闇夜

 戦禍に巻き込まれている国々の現状は決して、褒められるようなものではない。

 

「……」


 民主の熱狂と共に始まってしまったこの戦争による戦禍は甚大であった。

 本来、戦争とは一部の貴族と傭兵のみが行うものであったはずだったのだが、その特権は今や一般庶民にまで広がってしまった。

 敵兵に対して、敵国への憎悪と愛国心をたぎらせてしまった民衆が魔法という武器を手に襲い掛かったのだ。


 そのせいでこの世界初の市街戦が至るところで行われる結果となったのだ。

 つい先ほどまでは普通の仕事をしていた男たちが、子供のお世話をしていた母親が、既に隠居していた老人が。

 その悉くか敵兵と戦い、敵兵を殺し、自らの命を捧げたのである。

 戦争という特権を民衆が手にしてしまったが故の悲劇が繰り広げられていた。


「ひっどい惨状だな」


 そんな戦地へと降り立った僕は周りを見渡しながら声を漏らす。


「……本当に、ひどい。こんな戦場があるなんて。ここには、つい先ほどまで平和な民衆の生活が広がっていたはずなのに」


 そんな僕の言葉に同意するアレイスが声を振るわせながら口を開く。

 その表情は悲しみと絶望、そして怒りに染められている。


「……」


 それに対して、同じく共に来たゼノは比較的冷静な反応を見せている。

 ゼノは、きっと初めて見るであろう人の死体を前にして顔面を蒼白にさせている。

 だが、そこに主人公らしい正義感の炎は燃え広がっていない。

 少女となったことで信頼していた村の大人たちから向けられた人間の醜さ。それに触れて正義の炎も比較的に落ち着いているのかな?
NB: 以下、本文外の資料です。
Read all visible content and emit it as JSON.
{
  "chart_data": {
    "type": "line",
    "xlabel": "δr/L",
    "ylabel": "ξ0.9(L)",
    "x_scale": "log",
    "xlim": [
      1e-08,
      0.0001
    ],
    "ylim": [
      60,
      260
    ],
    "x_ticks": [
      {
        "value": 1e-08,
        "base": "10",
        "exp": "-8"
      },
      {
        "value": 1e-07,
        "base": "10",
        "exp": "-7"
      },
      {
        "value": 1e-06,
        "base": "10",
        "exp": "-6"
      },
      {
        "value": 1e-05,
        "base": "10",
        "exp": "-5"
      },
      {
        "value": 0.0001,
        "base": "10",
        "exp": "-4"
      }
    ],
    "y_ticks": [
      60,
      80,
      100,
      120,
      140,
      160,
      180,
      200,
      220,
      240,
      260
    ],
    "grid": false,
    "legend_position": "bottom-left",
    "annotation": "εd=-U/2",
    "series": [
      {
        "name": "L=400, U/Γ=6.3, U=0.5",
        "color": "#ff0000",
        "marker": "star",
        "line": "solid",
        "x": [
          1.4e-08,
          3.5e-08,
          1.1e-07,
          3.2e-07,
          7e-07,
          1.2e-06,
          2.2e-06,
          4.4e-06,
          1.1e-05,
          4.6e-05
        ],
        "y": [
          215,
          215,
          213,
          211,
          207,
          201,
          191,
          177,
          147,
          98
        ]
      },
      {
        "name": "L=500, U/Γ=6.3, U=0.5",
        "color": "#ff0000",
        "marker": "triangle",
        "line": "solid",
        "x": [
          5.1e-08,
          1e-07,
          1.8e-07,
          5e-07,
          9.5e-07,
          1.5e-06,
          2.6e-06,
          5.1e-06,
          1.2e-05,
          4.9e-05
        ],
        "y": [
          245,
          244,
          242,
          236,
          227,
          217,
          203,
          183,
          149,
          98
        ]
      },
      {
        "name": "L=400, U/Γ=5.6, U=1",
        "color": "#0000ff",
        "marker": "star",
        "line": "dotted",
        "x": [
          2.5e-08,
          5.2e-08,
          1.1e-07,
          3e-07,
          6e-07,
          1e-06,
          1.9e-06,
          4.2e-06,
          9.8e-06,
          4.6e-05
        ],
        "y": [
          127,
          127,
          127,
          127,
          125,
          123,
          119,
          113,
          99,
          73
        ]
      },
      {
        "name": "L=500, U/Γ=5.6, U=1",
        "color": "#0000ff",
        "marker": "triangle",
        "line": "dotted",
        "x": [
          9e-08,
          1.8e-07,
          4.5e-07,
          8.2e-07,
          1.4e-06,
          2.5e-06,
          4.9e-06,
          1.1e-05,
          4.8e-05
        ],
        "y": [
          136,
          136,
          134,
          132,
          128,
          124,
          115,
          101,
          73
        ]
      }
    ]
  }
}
「まぁ、僕たちは僕のお仕事をするだけだよ。魔族のお掃除をしっかりとしないとね」


 そんな二人を横目に僕は軽い声を上げる。


「ふんふんふーん」


 僕たち三人がやってきた街には色濃い戦禍の後が残りされている。

 崩れた街並みに今もなお残る炎の熱。

 そして、地面には大量の死体が残されているような街を、僕は鼻歌交じりに進んでいくのだった。